Insgesamt schlägt der ADFC vor, an rund 350 Orten mehr als 4.500 neue Stellplätze innerhalb der nächsten ein bis zwei Jahre zu schaffen. Nur wenn in diesem Umfang und Tempo gearbeitet werde, könne die Verkehrswende gelingen. Da das Land die Abstellplätze zu rund 70 Prozent fördere und die Montage der Fahrradbügel auch an Fremdfirmen oder die Stadtwerke vergeben werden könne, lasse sich die große Zahl auch in ein bis zwei Jahren realisieren. »Die Mehrheiten für zügige Maßnahmen zur Radverkehrsförderung sind sowohl in der Stadtverordnetenversammlung als auch in der Bevölkerung vorhanden. Jetzt kommt es darauf an, dass die Koalition auch die personellen Ressourcen bereitstellt und konkrete Maßnahmen mit klarem Zeitplan beauftragt. Im bisherigen Bummeltempo wird Gießen bis 2035 nicht klimaneutral«, so Vorstandsmitglied Jan Fleischhauer.

Hoher Planungsaufwand

Dass in den vergangenen Jahren das Angebot an Stellplätzen kaum noch zugenommen hat, bestätigte Magistratssprecherin Claudia Boje auf Anfrage des Sonntag-Morgenmagazins. »Vorwiegend wegen Personalausfalls und Corona konnte nur eine kleinere Zahl von neuen Abstellanlagen errichtet werden«, teilte sie mit. Davon betroffen seien auch die geplanten neuen Abstellanlagen am Bahnhof zwischen Gleis 1 und Neuer Post sowie am Alten Wetzlarer Weg in der Nähe des Fußgängerstegs über die Gleise des »Oberhessischen Bahnhofs«. An diesen beiden Standorten sollen 440 Abstellmöglichkeiten entstehen, darunter auch Fahrradboxen und Lastenradstellplätze. »Aktuell sind wir jedoch auf einem guten Weg und gehen von einer Fertigstellung bis zum Jahresende aus«, so Boje.

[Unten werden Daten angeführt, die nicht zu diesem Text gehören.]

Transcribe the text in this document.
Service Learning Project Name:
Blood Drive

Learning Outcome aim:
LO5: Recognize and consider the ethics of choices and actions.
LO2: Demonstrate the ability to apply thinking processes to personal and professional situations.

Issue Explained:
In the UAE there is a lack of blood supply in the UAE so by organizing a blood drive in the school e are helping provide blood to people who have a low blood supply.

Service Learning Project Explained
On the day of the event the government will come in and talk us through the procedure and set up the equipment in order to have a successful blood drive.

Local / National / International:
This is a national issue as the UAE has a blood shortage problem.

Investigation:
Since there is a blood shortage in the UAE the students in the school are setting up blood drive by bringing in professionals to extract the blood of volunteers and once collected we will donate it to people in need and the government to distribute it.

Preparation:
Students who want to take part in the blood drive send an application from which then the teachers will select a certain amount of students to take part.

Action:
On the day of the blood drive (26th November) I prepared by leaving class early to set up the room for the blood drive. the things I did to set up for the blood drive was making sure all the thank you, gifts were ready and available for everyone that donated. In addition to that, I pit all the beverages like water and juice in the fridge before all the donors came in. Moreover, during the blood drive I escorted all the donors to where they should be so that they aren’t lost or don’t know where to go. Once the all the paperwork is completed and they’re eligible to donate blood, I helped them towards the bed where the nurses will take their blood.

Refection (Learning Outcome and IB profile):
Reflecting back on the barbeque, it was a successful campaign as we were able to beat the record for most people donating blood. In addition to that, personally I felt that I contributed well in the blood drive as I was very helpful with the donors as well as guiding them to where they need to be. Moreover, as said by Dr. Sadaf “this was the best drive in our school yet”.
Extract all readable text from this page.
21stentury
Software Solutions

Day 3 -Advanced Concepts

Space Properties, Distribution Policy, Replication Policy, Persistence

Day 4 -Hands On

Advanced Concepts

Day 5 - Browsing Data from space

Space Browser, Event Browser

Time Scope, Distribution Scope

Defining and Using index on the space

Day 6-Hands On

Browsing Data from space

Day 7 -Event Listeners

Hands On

Bei Standorten mit geringem Planungs- und baulichen Aufwand habe im vom ADFC monierten zweijährigen Zeitraum eine größere Zahl fertiggestellt werden können. Gerade im Innenstadtbereich seien aber künftige Anlagen mit einem höheren Aufwand verbunden.

Der Kritik an den Fahrradstraßen ohne Fahrradbügel entgegnete Boje, die Gehwege seien überwiegend so schmal, dass ohne erhebliche Beeinträchtigungen für Fußgänger keine Absteller errichtet werden könnten. Geprüft würden aber Abstellmöglichkeiten in seitlichen Nahbereichen.

Die Forderung des ADFC, innerhalb von zwei Jahren 4.500 neue Stellplätze zu schaffen, sei allerdings wegen des erheblichen Aufwands an Arbeit, Beantragung von Fördermitteln und Vergabe von Bauaufträgen nicht realisierbar.